Alfonso Cuarón ve Emmanuel Lubezki, Roma üzerine konuştu
Alfonso Cuarón'un merakla beklenen filmi Roma, 14 Aralık'tan itibaren gerek Netflix'te gerekse geleneksel dağıtım zinciri kapsamında seyirciyle buluşmaya hazırlanıyor. Filmin gösterime girmesine kısa bir süre kala, Roma ile ilgili bir dizi panel düzenlendi. Bunlar arasında en ilgi çeken panel ise kuşkusuz sinema maceralarına birlikte yola çıkan Alfonso Cuarón ile Emmanuel Lubezki arasındaki mülakat oldu.
Cuarón ile Lubezki ikilisinin son olarak birlikte çalıştığı Gravity'nin eleştirel başarısının yanı sıra önemli bir ticari başarı da elde etmesi, bir sonraki filmin prodüksiyonu için Cuarón'a daha büyük imkânlar verilmesine vesile olmuştu. Alfonso Cuarón daha önceki filmlerinde olduğu gibi yeni projesini tekrardan Emmanuel Lubezki ile tasarlamaya başlamış, tek bir farkla: Artık ikilinin ellerindeki proje hakkında cerrahi bir titizlik sergileyebilecekleri bir zaman aralığı ve daha da önemlisi finansal imkân vardı. Fakat en nihayetinde Lubezki'nin projeden ayrılmasına sebebiyet veren de bu uzun "ince eleyip sık dokuma" süreci olmuş.

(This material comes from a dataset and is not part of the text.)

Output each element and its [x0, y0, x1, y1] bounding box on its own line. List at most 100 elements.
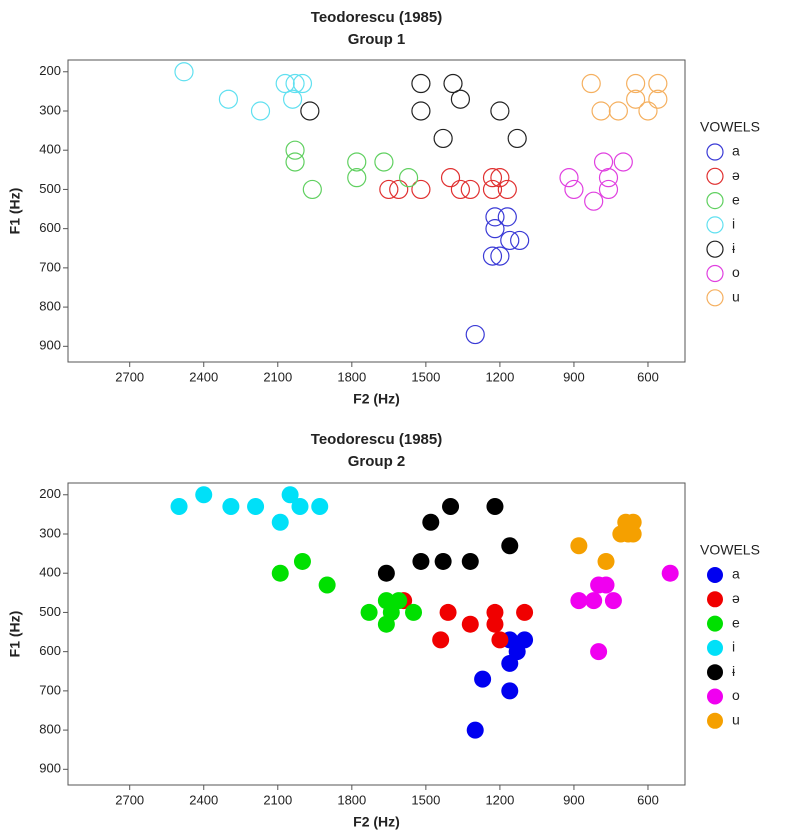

“Benim işime şekil veren Chivo [Emmanuel Lubezki]'dur” diye söze giriyor Cuarón. “Bunu, Chivo’yu düşünerek kaleme aldım. Kendi kendime ‘Chivo DI için daha çok zaman isteyecek’ dedim. ‘Chivo şunu isteyecek, Chivo bunu isteyecek.’ Asıl mesele şu ki, yapamamasının tam da sebebi buydu. İlkin keşfi uzatalım dedim. Daha uzun süre hazırlanalım, programa günler ekleyelim… Ve öyle bir an geldi ki Chivo ‘Alfonso, bu kadarı beni ziyadesiyle zorluyor. Hâlihazırda verilmiş sözlerim var. Ben yapamam’ dedi.”

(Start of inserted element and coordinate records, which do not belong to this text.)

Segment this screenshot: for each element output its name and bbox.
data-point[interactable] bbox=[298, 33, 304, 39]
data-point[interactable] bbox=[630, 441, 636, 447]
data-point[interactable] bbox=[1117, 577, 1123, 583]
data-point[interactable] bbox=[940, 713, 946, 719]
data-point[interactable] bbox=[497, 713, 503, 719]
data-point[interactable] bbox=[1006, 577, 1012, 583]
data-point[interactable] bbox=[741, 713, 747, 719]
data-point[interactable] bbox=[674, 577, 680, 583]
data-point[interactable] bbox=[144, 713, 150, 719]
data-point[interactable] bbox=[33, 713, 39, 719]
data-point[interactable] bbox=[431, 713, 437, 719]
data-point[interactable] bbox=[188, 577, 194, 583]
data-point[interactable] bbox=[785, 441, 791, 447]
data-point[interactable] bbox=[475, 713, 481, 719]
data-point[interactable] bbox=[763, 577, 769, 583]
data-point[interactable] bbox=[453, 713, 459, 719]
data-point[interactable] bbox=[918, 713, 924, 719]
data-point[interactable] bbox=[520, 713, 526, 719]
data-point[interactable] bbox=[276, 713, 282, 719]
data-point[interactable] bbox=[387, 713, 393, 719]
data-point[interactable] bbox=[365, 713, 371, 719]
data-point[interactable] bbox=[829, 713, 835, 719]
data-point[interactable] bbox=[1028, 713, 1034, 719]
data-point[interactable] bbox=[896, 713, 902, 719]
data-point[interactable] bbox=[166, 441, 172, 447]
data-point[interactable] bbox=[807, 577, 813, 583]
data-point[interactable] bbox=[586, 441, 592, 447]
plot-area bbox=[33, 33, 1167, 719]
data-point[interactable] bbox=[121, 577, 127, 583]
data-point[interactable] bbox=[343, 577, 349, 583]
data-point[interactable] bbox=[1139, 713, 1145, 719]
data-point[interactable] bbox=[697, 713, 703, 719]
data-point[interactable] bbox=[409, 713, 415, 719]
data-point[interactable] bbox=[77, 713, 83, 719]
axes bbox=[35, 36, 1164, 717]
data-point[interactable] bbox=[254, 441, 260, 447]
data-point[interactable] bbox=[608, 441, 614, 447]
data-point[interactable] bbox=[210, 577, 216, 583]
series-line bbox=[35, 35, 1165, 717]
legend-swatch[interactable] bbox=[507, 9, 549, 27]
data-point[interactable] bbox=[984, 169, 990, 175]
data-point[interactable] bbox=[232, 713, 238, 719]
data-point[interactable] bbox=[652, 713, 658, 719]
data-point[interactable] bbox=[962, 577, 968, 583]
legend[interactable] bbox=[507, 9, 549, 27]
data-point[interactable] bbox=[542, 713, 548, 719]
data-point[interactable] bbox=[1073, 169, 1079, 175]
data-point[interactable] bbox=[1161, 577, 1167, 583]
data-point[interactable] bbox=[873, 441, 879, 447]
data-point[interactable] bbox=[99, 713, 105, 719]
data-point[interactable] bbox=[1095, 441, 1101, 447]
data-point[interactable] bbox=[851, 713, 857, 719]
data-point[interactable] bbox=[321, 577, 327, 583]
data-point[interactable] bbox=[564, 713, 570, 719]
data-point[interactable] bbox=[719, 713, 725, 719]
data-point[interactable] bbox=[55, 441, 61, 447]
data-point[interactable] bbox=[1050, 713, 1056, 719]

En başından beri Roma'nın görsel dünyasını Cuarón ile birlikte tasarlayan Lubezki'nin ayrılmak durumunda kalmasıyla Cuarón filmin görüntü yönetmenliğini de üstlendi. Usta sinemacı, Lubezki ile beraber ortaya koydukları temel üzerinden gitse de neticede filmdeki cezrî farklılıklar içeren görsel dile imza atan yine kendisi oldu. Cuarón'un Gravity'de uyguladığı, açıların öznel ile nesnel perspektifler arasında dans ettiği "elastisite" kavramından bahseden Lubezki, yönetmenin Roma'da arzu ettiği nesnel perspektife erişmek adına uyguladığı blocking teknikleri [kadrajlanan sahnede istenen kompozisyon ve mizansene ulaşmak adına alan ve hareket kullanımı] ve kamera hareketi tercihlerinden ise hayli etkilenmiş.

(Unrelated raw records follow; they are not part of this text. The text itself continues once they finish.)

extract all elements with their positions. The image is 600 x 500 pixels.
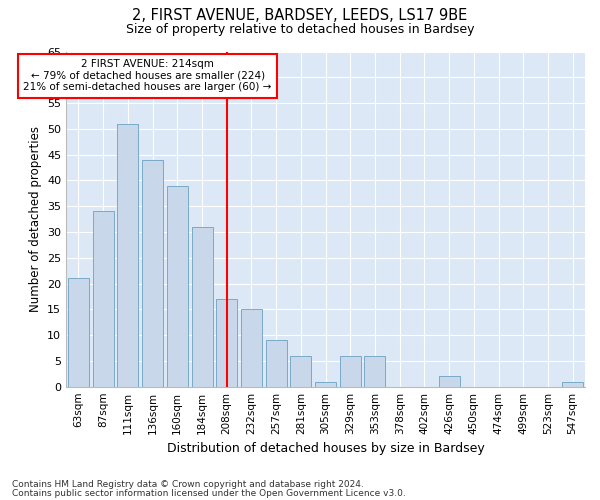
Bar [241, 310, 262, 386]
Bar [167, 186, 188, 386]
Y-axis label: Number of detached properties: Number of detached properties [29, 126, 41, 312]
Bar [562, 382, 583, 386]
Text: 2, FIRST AVENUE, BARDSEY, LEEDS, LS17 9BE: 2, FIRST AVENUE, BARDSEY, LEEDS, LS17 9B… [133, 8, 467, 22]
Bar [364, 356, 385, 386]
Bar [315, 382, 336, 386]
Bar [290, 356, 311, 386]
Bar [191, 227, 212, 386]
Bar [216, 299, 237, 386]
Bar [266, 340, 287, 386]
Bar [118, 124, 139, 386]
Bar [68, 278, 89, 386]
Text: 2 FIRST AVENUE: 214sqm
← 79% of detached houses are smaller (224)
21% of semi-de: 2 FIRST AVENUE: 214sqm ← 79% of detached… [23, 59, 272, 92]
X-axis label: Distribution of detached houses by size in Bardsey: Distribution of detached houses by size … [167, 442, 484, 455]
Bar [142, 160, 163, 386]
Bar [439, 376, 460, 386]
Bar [92, 212, 113, 386]
Text: Contains HM Land Registry data © Crown copyright and database right 2024.: Contains HM Land Registry data © Crown c… [12, 480, 364, 489]
Bar [340, 356, 361, 386]
Text: Contains public sector information licensed under the Open Government Licence v3: Contains public sector information licen… [12, 488, 406, 498]
Text: Size of property relative to detached houses in Bardsey: Size of property relative to detached ho… [126, 22, 474, 36]
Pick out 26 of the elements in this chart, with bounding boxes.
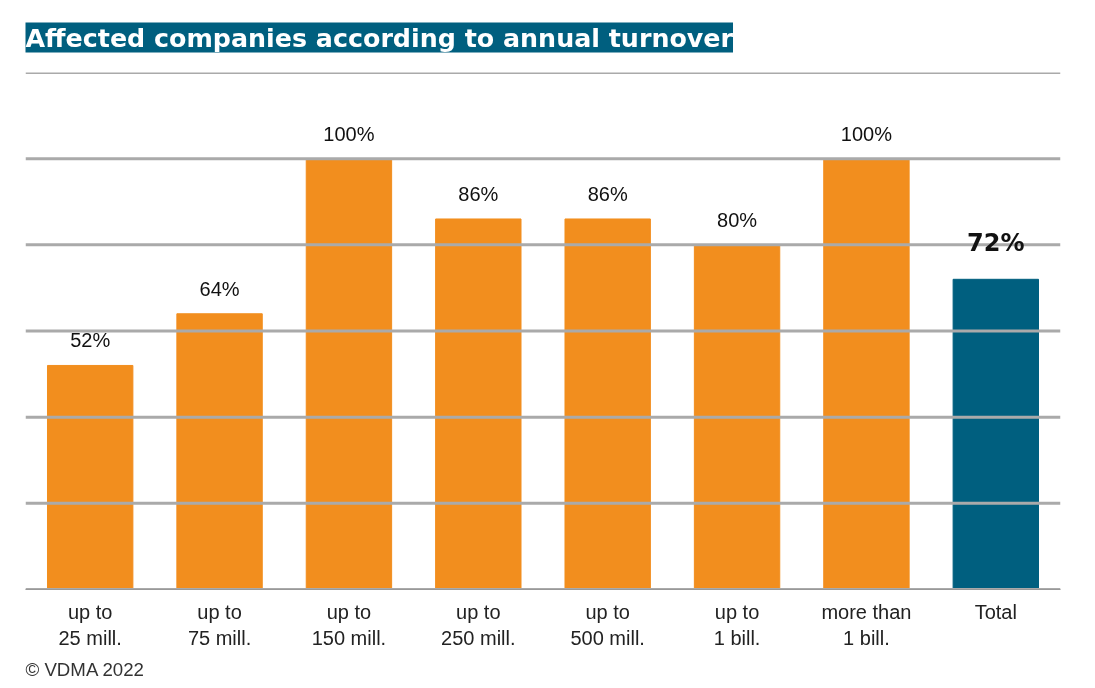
- bar: [435, 218, 522, 590]
- data-label: 86%: [458, 182, 499, 205]
- bar: [693, 244, 781, 590]
- bar: [305, 158, 393, 590]
- data-label: 86%: [587, 182, 628, 205]
- bar: [823, 158, 910, 590]
- x-tick-label: up to 250 mill.: [441, 600, 516, 649]
- x-tick-label: up to 75 mill.: [187, 600, 252, 649]
- data-label: 80%: [717, 208, 758, 231]
- x-tick-label: Total: [974, 600, 1017, 623]
- x-tick-label: more than 1 bill.: [821, 600, 912, 649]
- chart-title: Affected companies according to annual turnover: [25, 22, 734, 53]
- bar: [952, 278, 1040, 590]
- x-tick-label: up to 25 mill.: [58, 600, 122, 649]
- x-tick-label: up to 1 bill.: [713, 600, 761, 649]
- data-label: 52%: [70, 329, 111, 352]
- text: © VDMA 2022: [25, 658, 144, 680]
- x-tick-label: up to 500 mill.: [570, 600, 645, 649]
- bar: [564, 218, 651, 590]
- data-label: 100%: [840, 122, 893, 145]
- bar: [46, 364, 134, 590]
- bar: [176, 313, 263, 590]
- data-label: 72%: [967, 229, 1025, 258]
- data-label: 64%: [199, 277, 240, 300]
- data-label: 100%: [323, 122, 375, 145]
- x-tick-label: up to 150 mill.: [311, 600, 387, 649]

“Sahnelerin kompoze ediliş biçimi objektife çok dik doğrultuda gerçekleşiyor,” diyor Lubezki. "Çekim için kuruldunuz ve aktörler kameraya paralel olacak şekilde hareket ediyor. Eğer orada olsam ‘Alfonso, bak bu çok düz, biz ne yapıyoruz? X ekseninde değil de Z ekseninde toparlamalıyız,’ derdim. Fakat, kamera neredeyse hikâyeyi yeniden gözden geçiren bir bilince benziyor zira, orada, kamera aktörlerin bilmediği bir şeyi biliyor. Ve bu öylesine güçlü bir şeydir ki, tarif etmeye kalkışmak dahi istemiyorum.”
Buna karşılık olarak Cuarón ise: “Bu, meseleye dahil olmadan, yalnızca gözlemleyen, herhangi bir yargılamaya ya da yoruma girişmeden geçmişi ziyaret eden bugünün hayaletidir bana kalırsa. Burada her şey tefsirin de ta kendisi olabilir.”
Roma, altından kalkması meşakkatli bir proje olsa da, Lubezki filmin Cuarón'un imza attığı en başarılı yapım olduğunu belirtiyor: "Benim tüm zamanlar favorilerimden biri oldu. Bu zamana kadar öğrendiğin her şeyin dökümü."
Merakla beklenen Roma, 14 Aralık'tan itibaren Netflix'te ve sinemalarda seyirciyle buluşacak.